Nos últimos anos, a ingloriosa vida dentro das quatro paredes das cozinhas de restaurantes tem se tornado tema de reality shows, séries e filmes. Talvez tenha sido um interesse promovido por programas como “Masterchef”, que mostram como esse universo pode ser luxuoso e, ao mesmo tempo, caótico.
A série “The Bear” e o filme “O Menu” são exemplos de como a paixão pela gastronomia viralizou. E é em torno desse mesmo universo que gira “Fome de Sucesso”, produção tailandesa dirigida por Sitisiri Mongkolsiri e escrita por Kongdej Jaturanrasamee.
Situado em Bangkok, o enredo narra a história de Aoy, uma jovem cozinheira que trabalha no restaurante de macarrões fritos de sua família. O local fica em um bairro pobre, onde pessoas humildes e sem muitos padrões de exigência comem apenas para matar sua fome e se reunir com familiares e amigos. Quando Aoy é convidada para integrar a equipe que será treinada pelo aclamado chef Paul, ela conhece um universo no qual havia vivido alheia, até o momento.

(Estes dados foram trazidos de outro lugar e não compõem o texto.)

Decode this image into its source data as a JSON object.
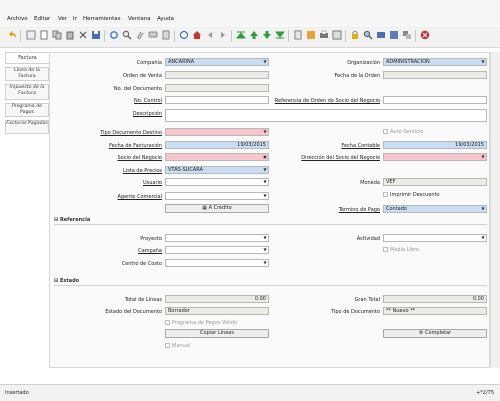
{
  "menu": {
    "items": [
      {
        "label": "Archivo"
      },
      {
        "label": "Editar"
      },
      {
        "label": "Ver"
      },
      {
        "label": "Ir"
      },
      {
        "label": "Herramientas"
      },
      {
        "label": "Ventana"
      },
      {
        "label": "Ayuda"
      }
    ]
  },
  "tabs": {
    "factura": "Factura",
    "linea": "Línea de la Factura",
    "impuesto": "Impuesto de la Factura",
    "programa": "Programa de Pagos",
    "facturas_pagadas": "Facturas Pagadas"
  },
  "form": {
    "compania": {
      "label": "Compañía",
      "value": "ANCARINA"
    },
    "organizacion": {
      "label": "Organización",
      "value": "ADMINISTRACIÓN"
    },
    "orden_venta": {
      "label": "Orden de Venta",
      "value": ""
    },
    "fecha_orden": {
      "label": "Fecha de la Orden",
      "value": ""
    },
    "no_documento": {
      "label": "No. del Documento",
      "value": ""
    },
    "no_control": {
      "label": "No. Control",
      "value": ""
    },
    "ref_orden": {
      "label": "Referencia de Orden de Socio del Negocio",
      "value": ""
    },
    "descripcion": {
      "label": "Descripción",
      "value": ""
    },
    "tipo_doc": {
      "label": "Tipo Documento Destino",
      "value": ""
    },
    "auto_servicio": {
      "label": "Auto-Servicio"
    },
    "fecha_fact": {
      "label": "Fecha de Facturación",
      "value": "19/03/2015"
    },
    "fecha_contable": {
      "label": "Fecha Contable",
      "value": "19/03/2015"
    },
    "socio": {
      "label": "Socio del Negocio",
      "value": ""
    },
    "direccion": {
      "label": "Dirección del Socio del Negocio",
      "value": ""
    },
    "lista_precios": {
      "label": "Lista de Precios",
      "value": "VTAS-SUCARA"
    },
    "usuario": {
      "label": "Usuario",
      "value": ""
    },
    "moneda": {
      "label": "Moneda",
      "value": "VEF"
    },
    "imprimir": {
      "label": "Imprimir Descuento"
    },
    "agente": {
      "label": "Agente Comercial",
      "value": ""
    },
    "credito": {
      "label": "A Crédito"
    },
    "termino": {
      "label": "Término de Pago",
      "value": "Contado"
    }
  },
  "referencia": {
    "title": "Referencia",
    "proyecto": {
      "label": "Proyecto",
      "value": ""
    },
    "actividad": {
      "label": "Actividad",
      "value": ""
    },
    "campana": {
      "label": "Campaña",
      "value": ""
    },
    "media_libro": {
      "label": "Media Libro"
    },
    "centro": {
      "label": "Centro de Costo",
      "value": ""
    }
  },
  "estado": {
    "title": "Estado",
    "total_lineas": {
      "label": "Total de Líneas",
      "value": "0.00"
    },
    "gran_total": {
      "label": "Gran Total",
      "value": "0.00"
    },
    "estado_doc": {
      "label": "Estado del Documento",
      "value": "Borrador"
    },
    "tipo_doc": {
      "label": "Tipo de Documento",
      "value": "** Nuevo **"
    },
    "programa_pagos": {
      "label": "Programa de Pagos Válido"
    },
    "copiar": {
      "label": "Copiar Líneas"
    },
    "completar": {
      "label": "Completar"
    },
    "manual": {
      "label": "Manual"
    }
  },
  "status": {
    "text": "Insertado",
    "record": "+*2/75"
  },
  "colors": {
    "mandatory": "#f7c6cc",
    "lookup": "#c9ddf4",
    "readonly": "#ecece6"
  }
}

Nesta cozinha refinada e com produtos caros, Aoy pretende aprender mais sobre os alimentos em todas as suas cores, texturas e nuances. Ela deseja alcançar o mínimo de habilidade, prestígio e sucesso de seu tutor. No entanto, sua jornada na cozinha de alta gastronomia não será nada fácil e o caminho será cheio de intrigas, inveja e traições.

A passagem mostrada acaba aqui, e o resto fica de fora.